Les défis que pose le changement climatique à notre société sont connus. Le premier est celui de tenir nos engagements internationaux en sortant des énergies fossiles et en atteignant la neutralité carbone d’ici 2050. Nous le savons, ces engagements requièrent des transformations économiques, sociales, territoriales et culturelles majeures, qui doivent être réalisées dans un laps de temps si court qu’elles nécessitent selon nous une planification rigoureuse qui doit mobiliser des moyens publics et privés considérables.
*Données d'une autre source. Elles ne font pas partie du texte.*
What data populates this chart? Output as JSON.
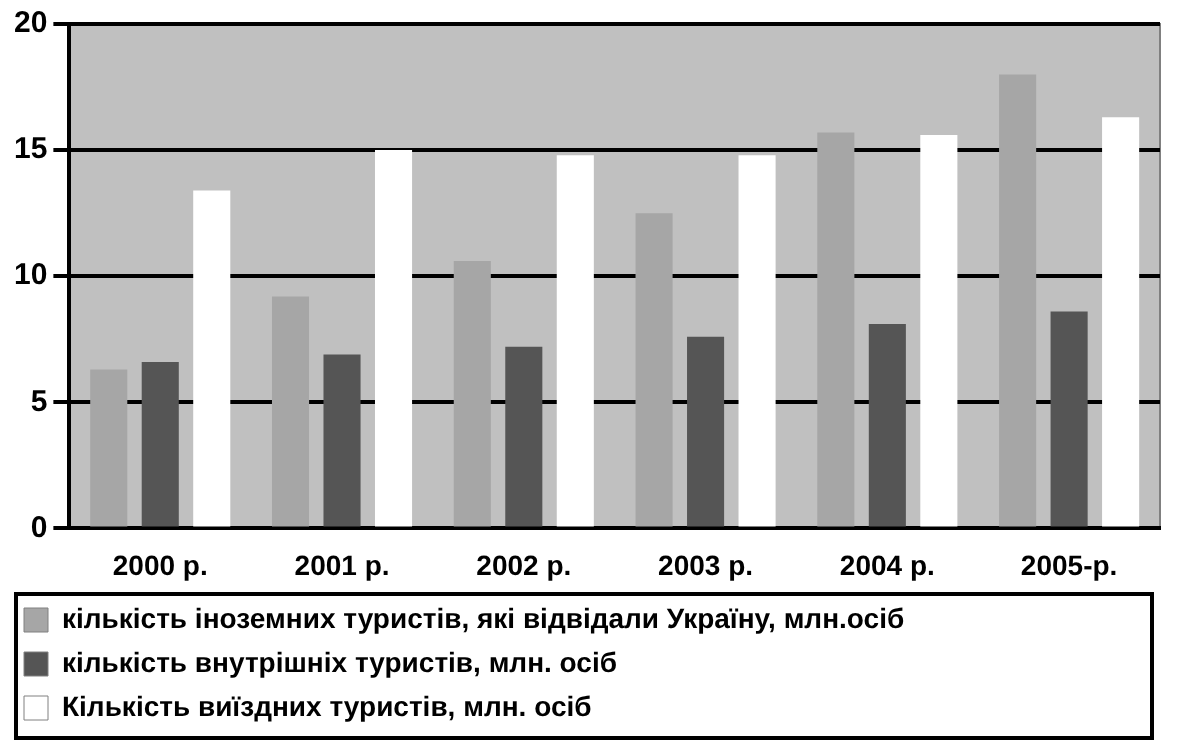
{
  "chart_data": {
    "type": "bar",
    "categories": [
      "2000 р.",
      "2001 р.",
      "2002 р.",
      "2003 р.",
      "2004 р.",
      "2005-р."
    ],
    "series": [
      {
        "name": "кількість іноземних туристів, які відвідали Україну, млн.осіб",
        "color": "#a6a6a6",
        "values": [
          6.3,
          9.2,
          10.6,
          12.5,
          15.7,
          18.0
        ]
      },
      {
        "name": "кількість внутрішніх туристів, млн. осіб",
        "color": "#555555",
        "values": [
          6.6,
          6.9,
          7.2,
          7.6,
          8.1,
          8.6
        ]
      },
      {
        "name": "Кількість виїздних туристів, млн. осіб",
        "color": "#ffffff",
        "values": [
          13.4,
          15.0,
          14.8,
          14.8,
          15.6,
          16.3
        ]
      }
    ],
    "ylim": [
      0,
      20
    ],
    "yticks": [
      0,
      5,
      10,
      15,
      20
    ],
    "grid": "y",
    "legend": "bottom"
  }
}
Or le débat que nous entamons sur ce texte est marqué du manque de volonté et de courage politiques d’un gouvernement qui s’est refusé à présenter sa feuille de route et sa stratégie énergétique pour la décennie à venir. Au lieu de cela, l’exécutif nous propose une forme de voiture-balai législative avec une proposition de loi d’origine sénatoriale, dont on nous dit aussi, « en même temps », qu’il n’en sera pas tenu compte dans la prochaine programmation pluriannuelle de l’énergie, dont le décret devrait paraître avant la fin de la navette parlementaire. Il ne faut pas être grand clerc pour comprendre qu’il y a de moins en moins de cohérence dans la politique énergétique de notre pays.
La loi relative à l’énergie et au climat de 2019 avait pourtant prévu expressément qu’avant le 1er juillet 2023, puis tous les cinq ans, le Parlement devrait voter une loi de programmation quinquennale pour déterminer les grands objectifs de notre politique énergétique. Mais aucun des derniers gouvernements n’a présenté un tel texte.
À la place, nous avons eu droit à la juxtaposition de consultations publiques, en 2022, en 2023, en 2024, avant que le premier ministre ne confirme qu’il n’y aurait finalement pas de texte gouvernemental. En guise de lot de consolation, nous avons eu le privilège d’un débat sans vote, ici même, avant que ne soit confirmée la décision d’inscrire à l’ordre du jour de l’Assemblée cette proposition de loi.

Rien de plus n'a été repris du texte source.